Chances are you're not getting those fuzzy terms analyzed as you'd like. See debug (&debug=true) output to be sure. Most likely the fuzzy terms are not being lowercased. See http://wiki.apache.org/solr/MultitermQueryAnalysis for more details (this applies to fuzzy, not just wildcard) terms too.
Erik
On Dec 4, 2013, at 4:46 AM, Mhd Wrk <mh...@gmail.com> wrote:
> I'm using the following query to do a fuzzy search on Solr 4.5.1 and am
> getting empty result.
>
> qt=standard&q=+(field1|en_CA|:Swimming~2 field1|en|:Swimming~2)
> +(field1|en_CA|:Goggle~1 field1|en|:Goggle~1) +(+startDate:[* TO
> 2013-12-04T00:23:00Z] -endDate:[* TO
> 2013-12-04T00:23:00Z])&start=0&rows=10&fl=id
>
> If I change it to a not fuzzy query by simply dropping tildes from the
> terms (see below) then it returns the expected result!
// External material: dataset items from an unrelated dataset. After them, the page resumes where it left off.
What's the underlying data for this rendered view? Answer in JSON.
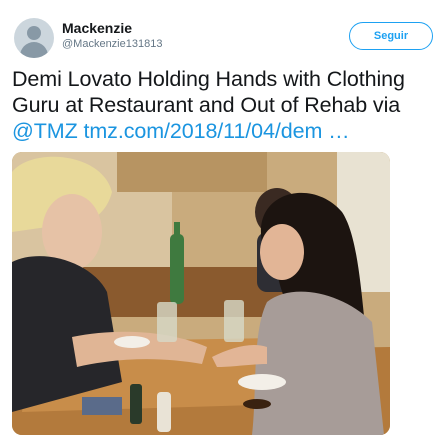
{
  "tweet": {
    "display_name": "Mackenzie",
    "handle": "@Mackenzie131813",
    "follow_label": "Seguir",
    "text_line1": "Demi Lovato Holding Hands with Clothing",
    "text_line2": "Guru at Restaurant and Out of Rehab  via",
    "mention": "@TMZ",
    "link_text": "tmz.com/2018/11/04/dem …"
  },
  "colors": {
    "accent": "#1da1f2",
    "link": "#1b95e0",
    "secondary_text": "#657786"
  },
  "icons": {
    "avatar": "default-profile-silhouette"
  }
}
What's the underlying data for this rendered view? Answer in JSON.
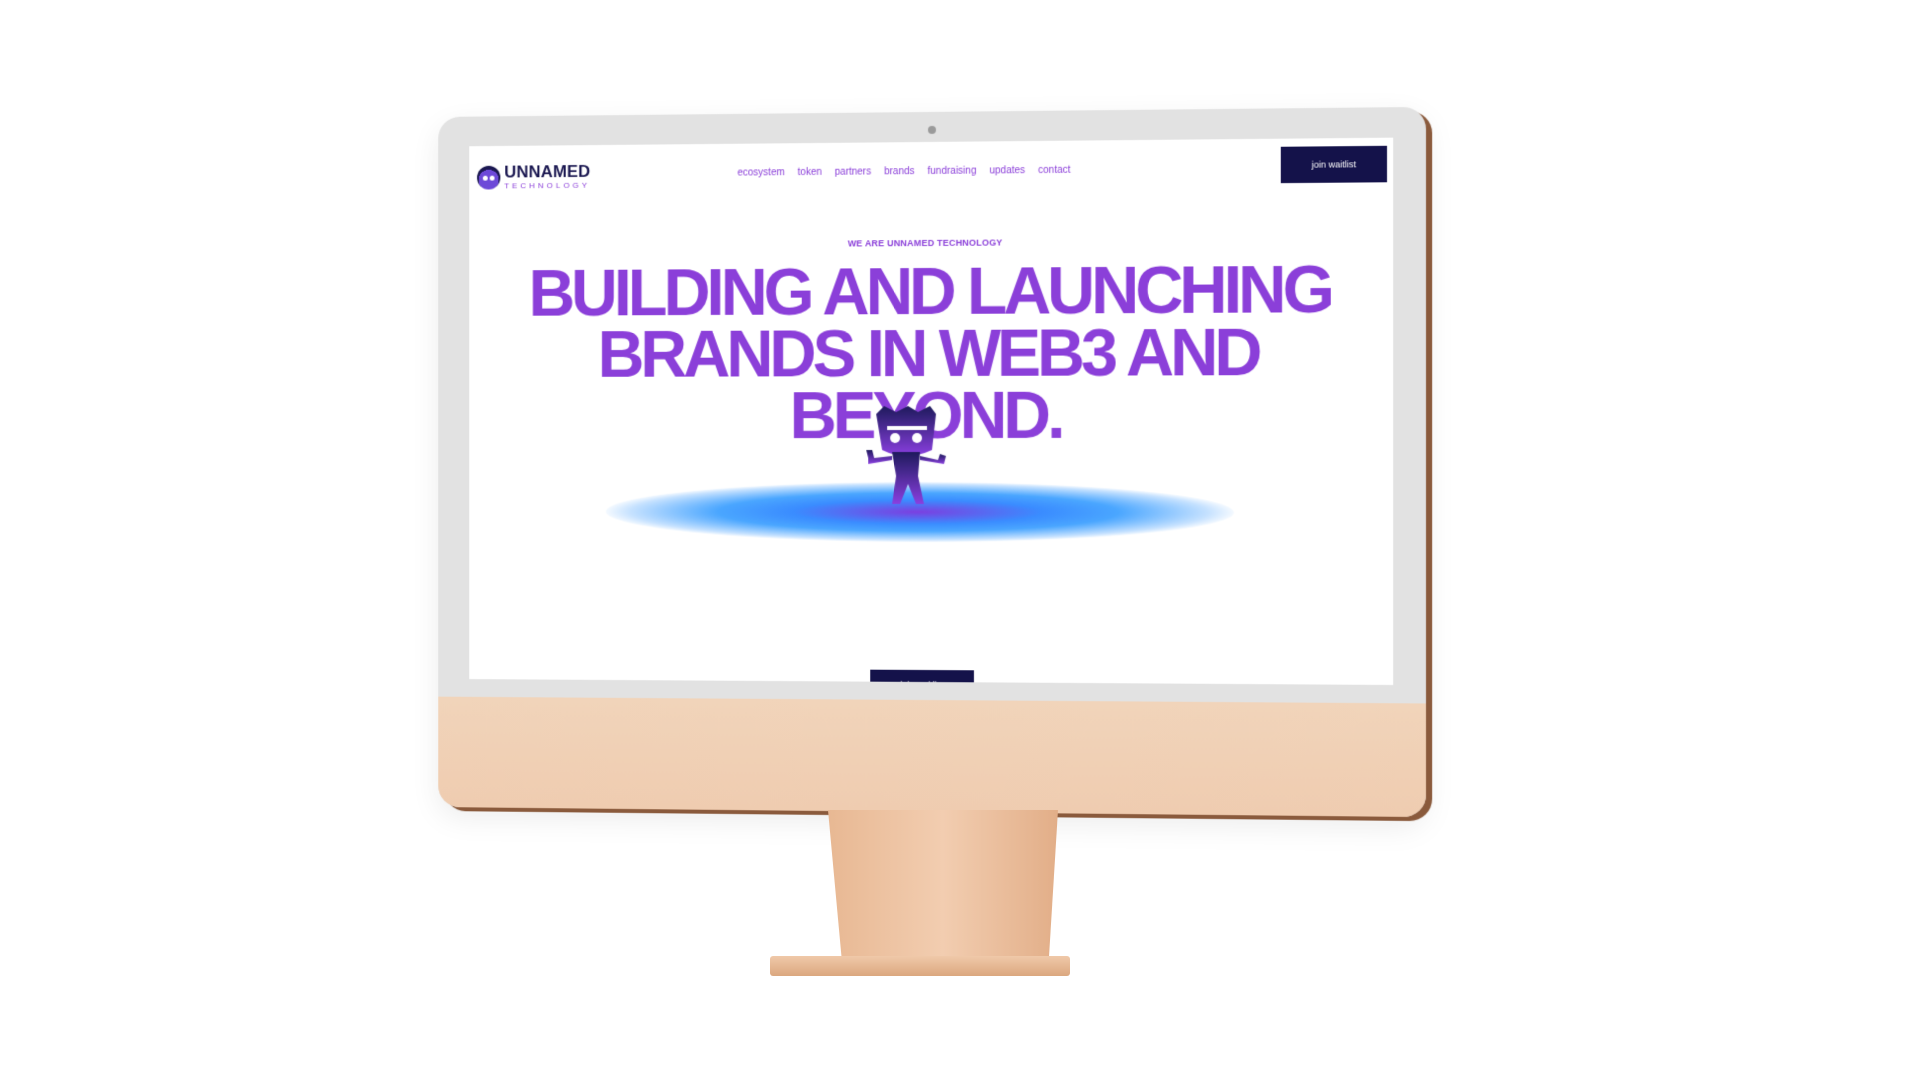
{
  "brand": {
    "name": "UNNAMED",
    "subtitle": "TECHNOLOGY"
  },
  "nav": {
    "items": [
      {
        "label": "ecosystem"
      },
      {
        "label": "token"
      },
      {
        "label": "partners"
      },
      {
        "label": "brands"
      },
      {
        "label": "fundraising"
      },
      {
        "label": "updates"
      },
      {
        "label": "contact"
      }
    ]
  },
  "header": {
    "cta_label": "join waitlist"
  },
  "hero": {
    "eyebrow": "WE ARE UNNAMED TECHNOLOGY",
    "headline": "BUILDING AND LAUNCHING\nBRANDS IN WEB3 AND\nBEYOND.",
    "cta_label": "join waitlist",
    "mascot_icon": "robot-mascot-icon"
  },
  "colors": {
    "accent": "#8b3fd9",
    "navy": "#14124a",
    "glow_blue": "#3a8cff",
    "monitor_chin": "#efccb0"
  }
}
Is this a bug?
> Shouldn't fuzzy version of a query always return a super set of its
> not-fuzzy equivalent?
>
> qt=standard&q=+(field1|en_CA|:Swimming field1|en|:Swimming)
> +(field1|en_CA|:Goggle field1|en|:Goggle) +(+startDate:[* TO
> 2013-12-04T00:23:00Z] -endDate:[* TO
> 2013-12-04T00:23:00Z])&start=0&rows=10&fl=id